Here, to overcome the limitations of rational design based on a single structural feature, we employed more prudent rational criteria by combining three common structural features.

Protein flexibility and protein surface were adopted as the first two structural features of the rational design. Protein flexibility can be used to enhance protein thermostability by increasing the rigidity of flexible residues. Highly flexible residues could trigger protein unfolding due to their large thermal fluctuations; thus, B-factors can be used as identifying characteristics to search for thermolabile residues [22]. Molecular dynamic simulation can provide more information about protein flexibility than the simple B-factors of static structures by predicting the flexible motion of proteins, so we employed the RMSF values of the residues as an indicator of protein flexibility to identify thermo-labile residues instead of the B-factors of the crystal structure.

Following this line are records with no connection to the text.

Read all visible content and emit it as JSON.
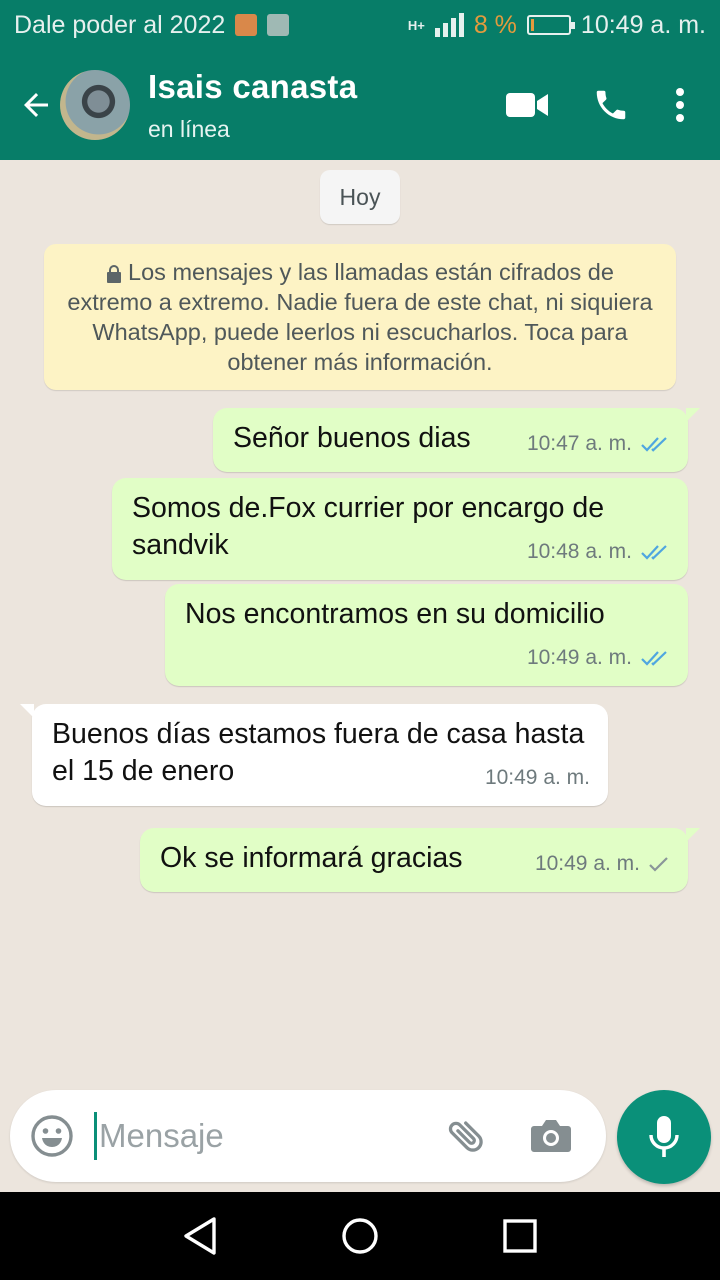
{
  "status_bar": {
    "carrier_text": "Dale poder al 2022",
    "network_type": "H+",
    "battery_percent": "8 %",
    "battery_level": 0.08,
    "time": "10:49 a. m.",
    "colors": {
      "battery_low": "#e39b3d"
    }
  },
  "header": {
    "contact_name": "Isais canasta",
    "contact_status": "en línea",
    "icons": {
      "back": "arrow-left-icon",
      "video": "video-call-icon",
      "call": "phone-icon",
      "menu": "more-vertical-icon"
    }
  },
  "chat": {
    "date_chip": "Hoy",
    "encryption_notice": "Los mensajes y las llamadas están cifrados de extremo a extremo. Nadie fuera de este chat, ni siquiera WhatsApp, puede leerlos ni escucharlos. Toca para obtener más información.",
    "messages": [
      {
        "direction": "out",
        "text": "Señor buenos dias",
        "time": "10:47 a. m.",
        "status": "read"
      },
      {
        "direction": "out",
        "text": "Somos de.Fox currier por encargo de sandvik",
        "time": "10:48 a. m.",
        "status": "read"
      },
      {
        "direction": "out",
        "text": "Nos encontramos en su domicilio",
        "time": "10:49 a. m.",
        "status": "read"
      },
      {
        "direction": "in",
        "text": "Buenos días estamos fuera de casa hasta el 15 de enero",
        "time": "10:49 a. m."
      },
      {
        "direction": "out",
        "text": "Ok se informará gracias",
        "time": "10:49 a. m.",
        "status": "sent"
      }
    ]
  },
  "composer": {
    "placeholder": "Mensaje",
    "value": ""
  },
  "colors": {
    "header_bg": "#077d68",
    "outgoing_bubble": "#e1fec6",
    "incoming_bubble": "#ffffff",
    "read_ticks": "#4fa6e0",
    "sent_tick": "#8a9699",
    "mic_button": "#0a9079",
    "chat_bg": "#ece5dd"
  }
}
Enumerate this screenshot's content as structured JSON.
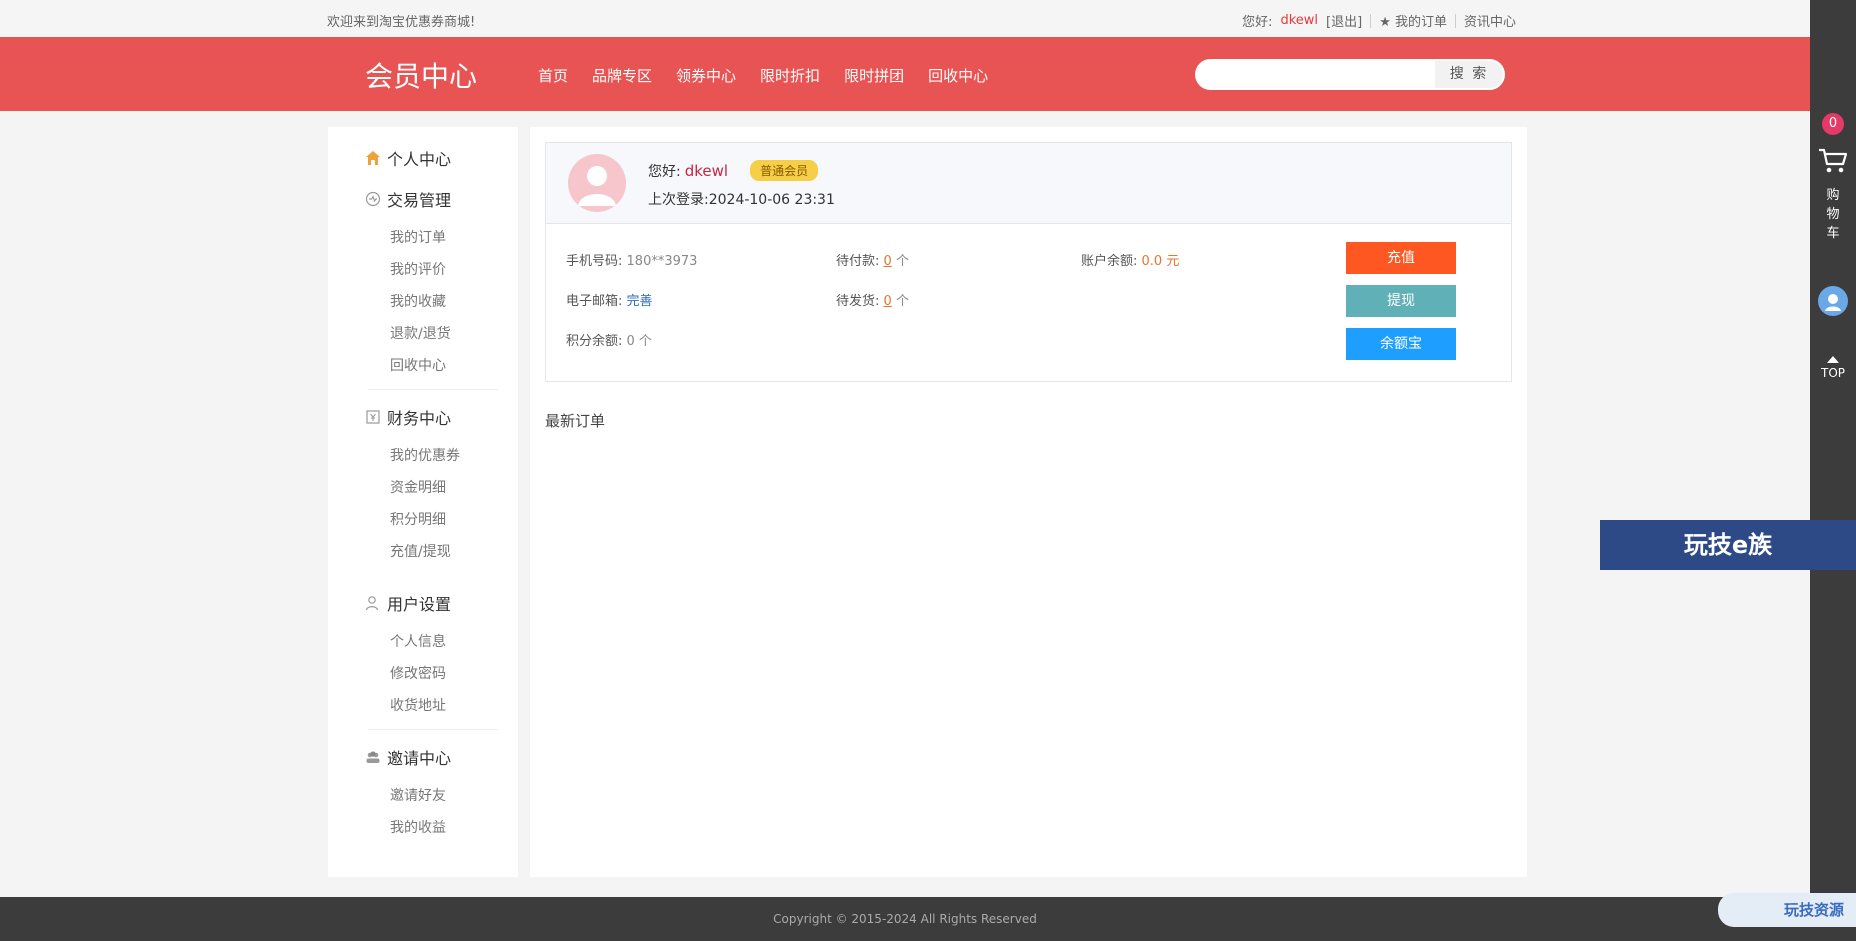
{
  "topbar": {
    "welcome": "欢迎来到淘宝优惠券商城!",
    "hello_prefix": "您好:",
    "username": "dkewl",
    "logout": "[退出]",
    "my_orders": "★ 我的订单",
    "news": "资讯中心"
  },
  "header": {
    "title": "会员中心",
    "nav": [
      "首页",
      "品牌专区",
      "领券中心",
      "限时折扣",
      "限时拼团",
      "回收中心"
    ],
    "search_button": "搜 索",
    "search_placeholder": ""
  },
  "sidebar": {
    "personal": "个人中心",
    "groups": [
      {
        "title": "交易管理",
        "icon": "trade-icon",
        "items": [
          "我的订单",
          "我的评价",
          "我的收藏",
          "退款/退货",
          "回收中心"
        ]
      },
      {
        "title": "财务中心",
        "icon": "finance-icon",
        "items": [
          "我的优惠券",
          "资金明细",
          "积分明细",
          "充值/提现"
        ]
      },
      {
        "title": "用户设置",
        "icon": "user-icon",
        "items": [
          "个人信息",
          "修改密码",
          "收货地址"
        ]
      },
      {
        "title": "邀请中心",
        "icon": "invite-icon",
        "items": [
          "邀请好友",
          "我的收益"
        ]
      }
    ]
  },
  "profile": {
    "hello_label": "您好:",
    "name": "dkewl",
    "level": "普通会员",
    "last_login_label": "上次登录:",
    "last_login": "2024-10-06 23:31",
    "phone_label": "手机号码:",
    "phone": "180**3973",
    "email_label": "电子邮箱:",
    "email_action": "完善",
    "points_label": "积分余额:",
    "points": "0 个",
    "pending_pay_label": "待付款:",
    "pending_pay": "0",
    "pending_ship_label": "待发货:",
    "pending_ship": "0",
    "unit_ge": "个",
    "balance_label": "账户余额:",
    "balance": "0.0 元",
    "btn_recharge": "充值",
    "btn_withdraw": "提现",
    "btn_yuebao": "余额宝"
  },
  "main": {
    "latest_orders": "最新订单"
  },
  "rightbar": {
    "cart_count": "0",
    "cart_text": "购物车",
    "top": "TOP"
  },
  "footer": {
    "copyright": "Copyright © 2015-2024 All Rights Reserved"
  },
  "watermarks": {
    "top": "玩技e族",
    "bottom": "玩技资源"
  },
  "colors": {
    "header": "#e85353",
    "recharge": "#ff5722",
    "withdraw": "#5fb0b7",
    "yuebao": "#1e9fff"
  }
}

The RMSF calculates the mobility of an atom during the MD trajectory, thus higher RMSF values indicate higher mobility and lower RMSF values indicate restricted mobility. Salt bridges were adopted as another structural feature to design mutation. Most thermophilic proteins tend to have more salt bridges, enhancing protein thermostability by reducing the heat capacity change of unfolding [3]. The decrease in the dielectric constant of water with increasing temperature makes remarkable the importance of electrostatic interactions in thermostability.

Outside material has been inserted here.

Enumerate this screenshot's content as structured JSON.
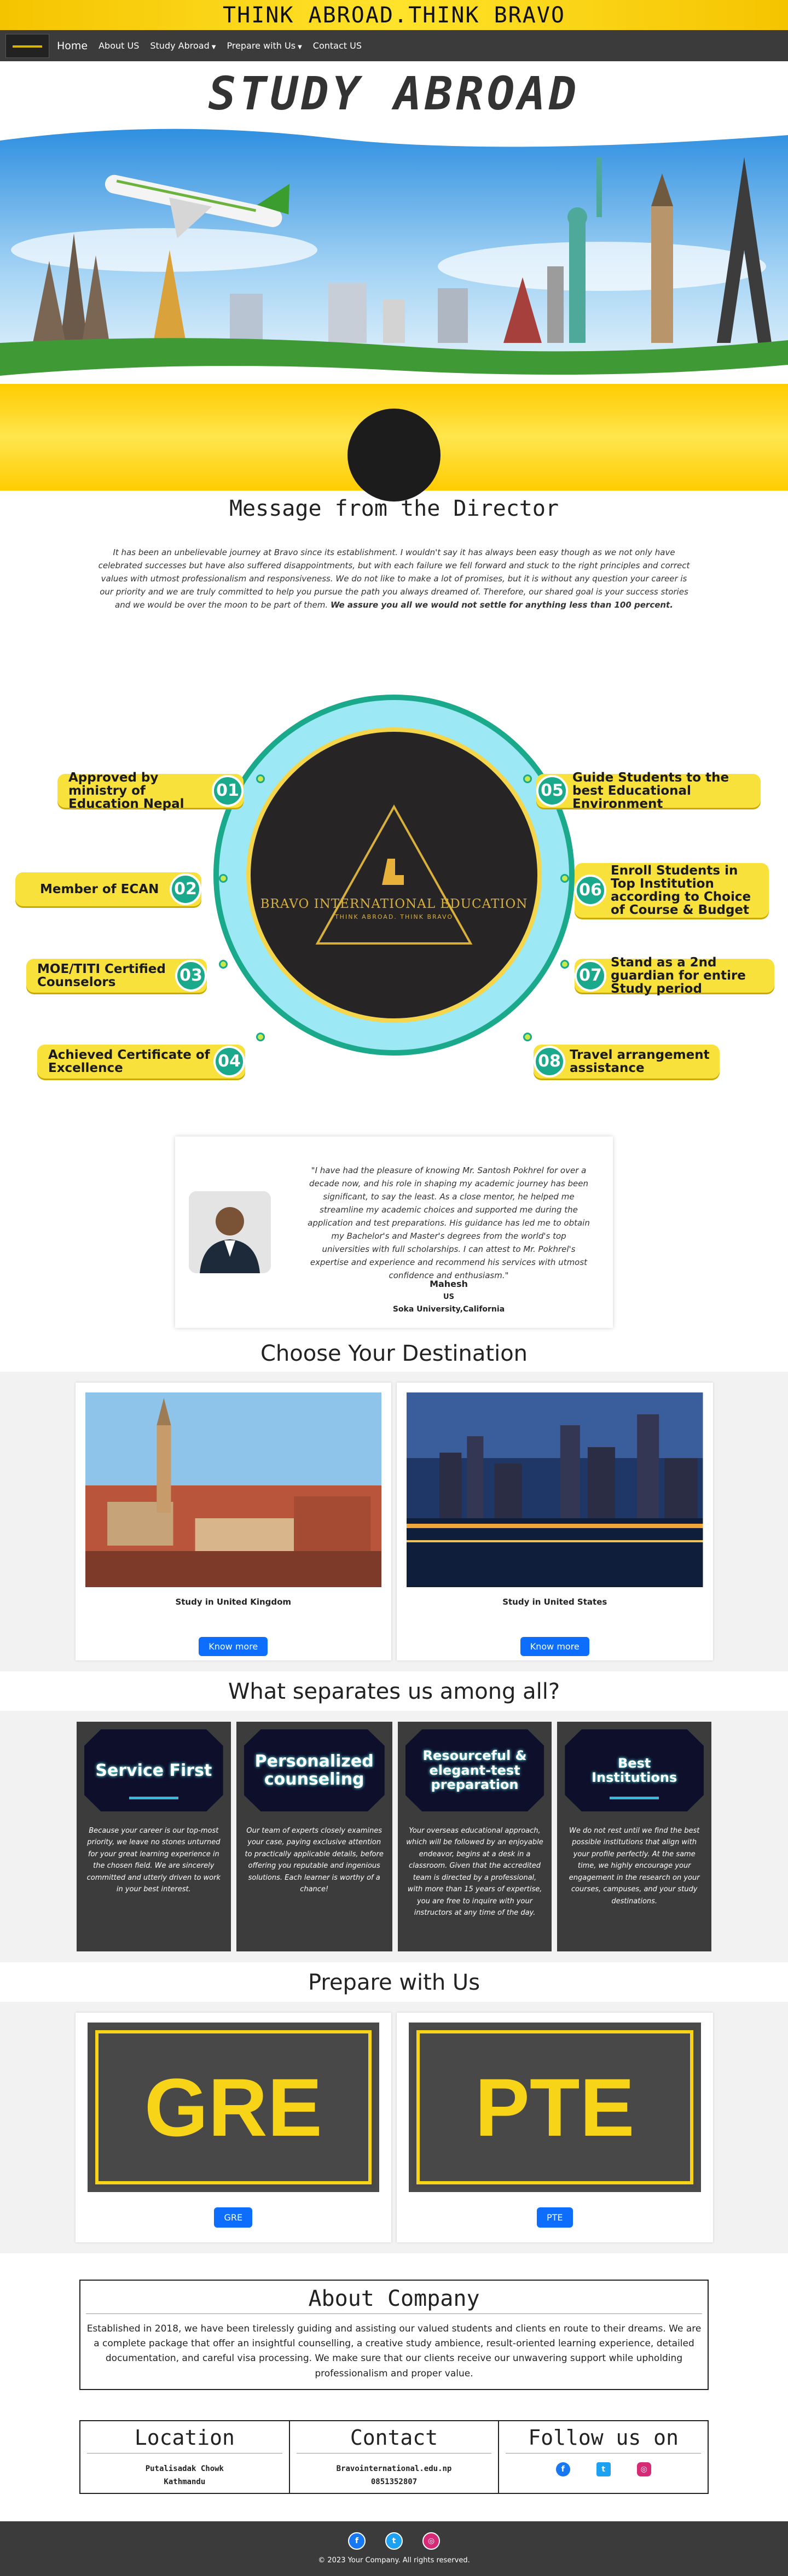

It is regrettable that the triple mutant did not perform at the highest thermostability as we wanted. The multiple mutants showed the following order of increasing thermostability: Y311K/I427L > Q206E/I427L > Q206E/Y311K/I427L > Q206E/Y311K ≈ the wild-type, the thermostability of Q206E/Y311K/I427L was equivalent to the single mutants. Here, we observed another interesting phenomenon, it seems Q206E and Y311K neutralize each other’s effect, this was exhibited by both Q206E/Y311K/I427L and Q206E/Y311K. It may be related to the overall structure affected by both Q206E and Y311K mutation sites, resulting in no other available local structure being formed. But the mechanism still needs to be studied. The two mutation sites (Y311K and I427L) both belong to the α/β-domain of AppA, and closer to the C-terminal. It may stabilize the local structure more efficiently by their synergy. Because of the key role in the thermostability of AppA, we conjectured that AppA begins to collapse from the C-terminal when at higher temperature.

The synergy of Y311K and I427L were also exhibited in the kinetic parameters. When Y311K and I427L cooperated, they made V max and K m reduce further and the catalytic efficiency increased further. Especially deserving to be mentioned, is that the α/β-domain where both Y311K and I427L mutagenesis occurred was just involved in substrate binding [17]. It may explain the phenomenon above, to some extent.

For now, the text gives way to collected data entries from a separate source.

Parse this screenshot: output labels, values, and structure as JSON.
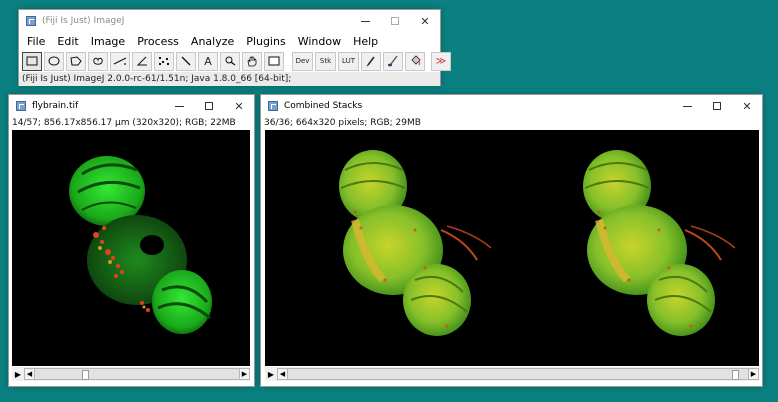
{
  "main": {
    "title": "(Fiji Is Just) ImageJ",
    "menus": [
      "File",
      "Edit",
      "Image",
      "Process",
      "Analyze",
      "Plugins",
      "Window",
      "Help"
    ],
    "tool_labels": {
      "dev": "Dev",
      "stk": "Stk",
      "lut": "LUT",
      "text": "A",
      "more": "≫"
    },
    "status": "(Fiji Is Just) ImageJ 2.0.0-rc-61/1.51n; Java 1.8.0_66 [64-bit];"
  },
  "flybrain": {
    "title": "flybrain.tif",
    "info": "14/57; 856.17x856.17 µm (320x320); RGB; 22MB",
    "slice_position": 0.24
  },
  "combined": {
    "title": "Combined Stacks",
    "info": "36/36; 664x320 pixels; RGB; 29MB",
    "slice_position": 0.98
  },
  "colors": {
    "desktop": "#0a8080",
    "brain_green": "#2fd62f",
    "brain_yellow": "#b8d22a",
    "brain_red": "#e0441a"
  },
  "icons": {
    "play": "play-icon",
    "left": "scroll-left-icon",
    "right": "scroll-right-icon"
  }
}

In summary, thermostable variants of AppA were successfully designed without compromising the catalytic activity by the computational design combining three common structural features, protein flexibility, protein surface, and salt bridges. The thermostable multiple mutants were constructed, from there into Y311K/I427L, it showed about twofold higher thermostability than the wild-type and had the highest catalytic efficiency, but further consideration for the enzyme-specific network interactions will be necessary to reduce false-positive predictions. Moreover, additional studies such as the role of the α/β-domain of AppA and the C-terminal in the protein thermostability, the mechanism of the positive synergy of Y311K and I427L, the mechanism of the negative synergy of Q206E and Y311K, the relationship between the number of salt bridges and thermostability or further computational design of the multiple mutant, will provide an opportunity to obtain further knowledge about protein thermostability and search for more thermostable sequences that were not discovered by our strategy.

This study elucidated the importance of the protein flexibility, protein surface, and salt bridges for thermostability and our multi-factors rational design strategy that can be applied practically as a thermostabilization strategy instead of the conventional single-factor approach. By the way, the combination of rational design and directed evolution is also considerable for protein engineering.